Kaneem Smith’s work reflects this legacy. In her series entitled Laborscape, which includes Laborscape 12 in the collection of Public Art UHS, she reflects on what land and the natural environment looked like through her African American ancestors’ eyes.
Laborscapes are constructed of hand-dyed cotton canvas, stretched over a wooden frame, much like a painting. Aesthetically, works in the series resemble a traditional quilt with their scraps of fabric sewn together. However, their form and intent function as assembled land-portraits. They record a close, sustained look at the natural world as it reveals itself to the artist and to the viewers.
In Laborscape 12, for example, the land becomes a fragmented piece-meal arrangement, rows and rows to be tended. Perhaps jagged mountains and sky, perhaps rocky riverbank and river, perhaps rows to be toiled, this assemblage contains many of Smith’s ancestors’ narratives. And yet, through the eyes of the ancestral Black imagination, the natural environment transforms from a landscape to a laborscape.

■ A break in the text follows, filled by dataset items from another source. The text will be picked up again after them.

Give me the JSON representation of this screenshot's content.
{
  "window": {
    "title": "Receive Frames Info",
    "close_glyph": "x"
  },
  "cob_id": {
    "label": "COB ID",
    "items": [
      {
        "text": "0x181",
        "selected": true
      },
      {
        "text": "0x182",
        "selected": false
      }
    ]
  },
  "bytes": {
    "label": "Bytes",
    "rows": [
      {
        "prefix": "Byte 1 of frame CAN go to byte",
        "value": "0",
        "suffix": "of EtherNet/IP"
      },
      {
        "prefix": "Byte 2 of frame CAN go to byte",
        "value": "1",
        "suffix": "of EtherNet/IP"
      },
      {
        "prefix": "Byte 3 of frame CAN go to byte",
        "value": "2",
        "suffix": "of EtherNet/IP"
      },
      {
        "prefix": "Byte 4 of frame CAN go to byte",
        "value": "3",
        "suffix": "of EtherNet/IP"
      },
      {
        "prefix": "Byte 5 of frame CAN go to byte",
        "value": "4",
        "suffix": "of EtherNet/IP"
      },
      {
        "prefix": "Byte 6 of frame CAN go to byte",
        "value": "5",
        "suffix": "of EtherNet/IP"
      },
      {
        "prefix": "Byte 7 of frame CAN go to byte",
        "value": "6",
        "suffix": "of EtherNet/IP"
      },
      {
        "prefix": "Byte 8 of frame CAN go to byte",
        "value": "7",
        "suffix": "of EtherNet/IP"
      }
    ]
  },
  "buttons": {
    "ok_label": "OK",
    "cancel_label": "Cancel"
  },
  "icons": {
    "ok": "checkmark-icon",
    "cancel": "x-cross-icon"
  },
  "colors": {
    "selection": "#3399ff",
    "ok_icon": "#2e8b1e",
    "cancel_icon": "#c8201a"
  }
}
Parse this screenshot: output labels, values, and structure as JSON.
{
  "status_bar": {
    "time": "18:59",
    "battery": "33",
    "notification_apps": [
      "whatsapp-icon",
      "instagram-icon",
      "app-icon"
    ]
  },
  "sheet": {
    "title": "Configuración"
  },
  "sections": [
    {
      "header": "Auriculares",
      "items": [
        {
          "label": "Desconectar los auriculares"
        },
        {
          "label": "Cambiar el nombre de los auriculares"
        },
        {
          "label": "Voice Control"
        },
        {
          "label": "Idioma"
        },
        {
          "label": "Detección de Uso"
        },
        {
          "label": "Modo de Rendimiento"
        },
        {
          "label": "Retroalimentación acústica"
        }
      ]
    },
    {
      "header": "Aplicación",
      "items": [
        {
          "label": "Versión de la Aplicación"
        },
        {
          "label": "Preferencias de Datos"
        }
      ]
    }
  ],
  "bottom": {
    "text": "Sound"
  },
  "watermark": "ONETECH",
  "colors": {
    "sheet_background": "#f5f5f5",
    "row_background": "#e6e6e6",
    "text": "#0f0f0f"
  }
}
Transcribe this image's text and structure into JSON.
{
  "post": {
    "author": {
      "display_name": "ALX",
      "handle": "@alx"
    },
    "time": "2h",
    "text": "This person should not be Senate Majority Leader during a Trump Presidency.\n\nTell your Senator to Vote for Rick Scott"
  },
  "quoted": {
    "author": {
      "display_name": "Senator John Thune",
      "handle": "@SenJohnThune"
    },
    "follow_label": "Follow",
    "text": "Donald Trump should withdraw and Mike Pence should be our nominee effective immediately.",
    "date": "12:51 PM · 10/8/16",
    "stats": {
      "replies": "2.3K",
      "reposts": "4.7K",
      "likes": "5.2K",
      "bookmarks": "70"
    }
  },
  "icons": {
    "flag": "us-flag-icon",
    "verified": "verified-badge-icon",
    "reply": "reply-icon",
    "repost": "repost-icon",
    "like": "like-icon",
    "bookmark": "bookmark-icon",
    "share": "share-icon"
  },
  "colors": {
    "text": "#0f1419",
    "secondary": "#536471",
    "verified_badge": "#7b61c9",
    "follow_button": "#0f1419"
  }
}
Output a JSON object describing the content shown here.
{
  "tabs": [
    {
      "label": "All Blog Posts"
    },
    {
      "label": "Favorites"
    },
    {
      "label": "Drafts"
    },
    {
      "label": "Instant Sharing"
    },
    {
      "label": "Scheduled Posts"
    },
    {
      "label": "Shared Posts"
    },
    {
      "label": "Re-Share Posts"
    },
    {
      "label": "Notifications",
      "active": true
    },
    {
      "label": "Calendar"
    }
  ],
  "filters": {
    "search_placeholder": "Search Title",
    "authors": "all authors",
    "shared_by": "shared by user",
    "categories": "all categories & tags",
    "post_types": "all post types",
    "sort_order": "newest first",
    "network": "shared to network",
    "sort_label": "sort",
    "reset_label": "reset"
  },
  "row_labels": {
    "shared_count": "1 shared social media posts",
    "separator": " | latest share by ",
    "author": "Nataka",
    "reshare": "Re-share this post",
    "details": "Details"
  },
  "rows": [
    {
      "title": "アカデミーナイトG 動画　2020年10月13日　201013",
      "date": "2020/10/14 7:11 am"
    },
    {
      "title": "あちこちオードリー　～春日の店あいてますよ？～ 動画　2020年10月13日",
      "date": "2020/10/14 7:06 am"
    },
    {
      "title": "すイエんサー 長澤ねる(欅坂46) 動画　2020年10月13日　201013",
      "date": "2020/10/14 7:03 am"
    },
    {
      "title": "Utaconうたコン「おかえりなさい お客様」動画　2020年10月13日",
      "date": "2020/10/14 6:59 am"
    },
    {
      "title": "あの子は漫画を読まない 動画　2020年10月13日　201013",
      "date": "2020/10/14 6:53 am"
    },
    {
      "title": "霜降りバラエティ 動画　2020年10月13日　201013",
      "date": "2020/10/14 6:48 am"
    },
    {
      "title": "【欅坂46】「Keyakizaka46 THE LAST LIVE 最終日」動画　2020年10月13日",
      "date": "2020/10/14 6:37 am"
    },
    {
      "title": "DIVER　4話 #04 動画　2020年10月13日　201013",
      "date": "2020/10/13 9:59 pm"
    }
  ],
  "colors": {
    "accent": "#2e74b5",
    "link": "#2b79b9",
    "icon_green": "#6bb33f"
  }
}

Smith’s choice of materials reflects this. Some of the fabrics in Laborscape 12 come from the old work clothes of her father: George Smith, a founding member of Houston’s Project Row Houses. As a descendant of community-focused creators, Smith fully understands the inspiration behind the making of a quilt. Smith declares, “A quilt is a representation of something being made out of nothing. And we cannot move forward without acknowledging the past, lest history be repeated.”